Single-Isocenter SBRT for Five or More Liver Metastases: Impact of Rotational Setup Uncertainty on Target Coverage
Abstract
Purpose
Single-isocenter SBRT enables efficient treatment of multiple liver metastases but limits mitigation of rotational error. This study evaluates rotational uncertainty effects on target coverage in single-isocenter liver SBRT for patients with 5+ metastases.
Methods
Liver SBRT plans were generated in Ethos 2.0 using a single isocenter to treat 5+ liver metastases per plan (mean 12 targets/patient), yielding 36 analyzed targets. Plans were optimized to the planning target volume (PTV = ITV+3mm) such that all targets met the prescription coverage goal (V5000cGy ≥ 95%) in the unrotated case. Target contours were generated in VelocityAI. To evaluate sensitivity to rotational setup uncertainty, target contours were rigidly rotated by 1°, 2°, and 3° about the patient superior–inferior axis through image center as a geometric approximation of rotational error. Treatment plans were not reoptimized; MLC patterns and monitor units were held fixed. Clinical coverage goals were reevaluated in Eclipse. Coverage was assessed for ITV+1mm, ITV+2mm, and PTV target expansions.
Results
Target coverage decreased with increasing rotational error across the 36 targets analyzed. When evaluating PTV coverage, 5 targets failed to meet the clinical coverage criterion at a 1° rotation; this increased to 23 targets at 2° and 29 targets at 3°. Coverage failures were reduced for ITV-based evaluations but were not eliminated.

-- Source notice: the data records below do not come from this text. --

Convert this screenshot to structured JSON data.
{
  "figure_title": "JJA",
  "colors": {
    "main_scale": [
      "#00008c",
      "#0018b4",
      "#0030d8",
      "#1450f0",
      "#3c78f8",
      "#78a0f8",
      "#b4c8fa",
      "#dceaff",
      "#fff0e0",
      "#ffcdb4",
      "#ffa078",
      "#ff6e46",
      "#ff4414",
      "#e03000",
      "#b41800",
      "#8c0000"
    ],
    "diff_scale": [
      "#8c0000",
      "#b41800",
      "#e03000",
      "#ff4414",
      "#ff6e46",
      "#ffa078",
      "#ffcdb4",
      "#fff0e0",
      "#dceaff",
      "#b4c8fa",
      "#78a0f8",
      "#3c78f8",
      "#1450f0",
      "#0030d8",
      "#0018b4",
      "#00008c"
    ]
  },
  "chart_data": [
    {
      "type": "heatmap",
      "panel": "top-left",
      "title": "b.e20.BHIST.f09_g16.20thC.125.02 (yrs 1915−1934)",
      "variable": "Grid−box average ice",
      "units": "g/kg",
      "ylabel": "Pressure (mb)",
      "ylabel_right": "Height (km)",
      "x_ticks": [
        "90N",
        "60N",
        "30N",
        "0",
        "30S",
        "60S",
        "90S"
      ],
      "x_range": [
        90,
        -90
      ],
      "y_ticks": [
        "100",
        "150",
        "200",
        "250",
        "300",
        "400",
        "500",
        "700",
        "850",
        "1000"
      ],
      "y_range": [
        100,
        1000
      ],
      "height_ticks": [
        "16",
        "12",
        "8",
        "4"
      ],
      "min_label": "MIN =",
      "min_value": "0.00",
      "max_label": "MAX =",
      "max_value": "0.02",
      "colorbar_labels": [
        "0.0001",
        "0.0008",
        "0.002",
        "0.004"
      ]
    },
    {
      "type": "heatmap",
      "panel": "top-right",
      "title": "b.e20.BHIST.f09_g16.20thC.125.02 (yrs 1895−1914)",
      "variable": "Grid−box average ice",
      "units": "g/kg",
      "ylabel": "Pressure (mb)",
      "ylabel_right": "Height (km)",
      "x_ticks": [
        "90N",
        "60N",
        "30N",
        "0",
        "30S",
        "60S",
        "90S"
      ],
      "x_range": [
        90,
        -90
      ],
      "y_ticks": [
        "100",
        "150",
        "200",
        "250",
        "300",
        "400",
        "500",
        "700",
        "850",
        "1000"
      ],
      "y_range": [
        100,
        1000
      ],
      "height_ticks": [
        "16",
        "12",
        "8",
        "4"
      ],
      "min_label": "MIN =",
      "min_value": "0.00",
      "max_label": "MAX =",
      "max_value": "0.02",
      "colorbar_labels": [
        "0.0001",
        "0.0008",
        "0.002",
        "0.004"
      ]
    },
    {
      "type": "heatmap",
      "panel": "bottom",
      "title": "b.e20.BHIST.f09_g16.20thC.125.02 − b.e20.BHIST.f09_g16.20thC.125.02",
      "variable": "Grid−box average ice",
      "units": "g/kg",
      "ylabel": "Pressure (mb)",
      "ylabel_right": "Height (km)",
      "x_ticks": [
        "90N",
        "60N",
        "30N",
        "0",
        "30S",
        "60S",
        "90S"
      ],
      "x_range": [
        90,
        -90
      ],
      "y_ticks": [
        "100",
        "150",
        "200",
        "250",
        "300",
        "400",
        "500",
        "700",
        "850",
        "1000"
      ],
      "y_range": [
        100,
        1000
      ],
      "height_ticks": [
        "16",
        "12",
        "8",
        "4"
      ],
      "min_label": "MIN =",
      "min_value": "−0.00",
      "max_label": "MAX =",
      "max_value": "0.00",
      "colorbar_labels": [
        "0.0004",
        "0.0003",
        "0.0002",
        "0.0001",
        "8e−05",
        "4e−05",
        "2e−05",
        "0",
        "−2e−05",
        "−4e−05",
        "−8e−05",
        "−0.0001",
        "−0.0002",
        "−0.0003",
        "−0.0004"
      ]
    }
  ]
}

At 2°, 5 targets failed for ITV+2mm and 2 targets for ITV+1mm, while at 3° failures increased to 21 targets for ITV+2mm and 9 targets for ITV+1mm. Coverage loss was more frequent for smaller targets and those located farther from isocenter, with substantial variability across targets.
Conclusion
In single-isocenter SBRT for patients with 5+ liver metastases, rotational setup uncertainty can meaningfully impact target coverage when translational corrections are constrained. These findings suggest that additional attention to rotational uncertainty may be warranted in this treatment paradigm.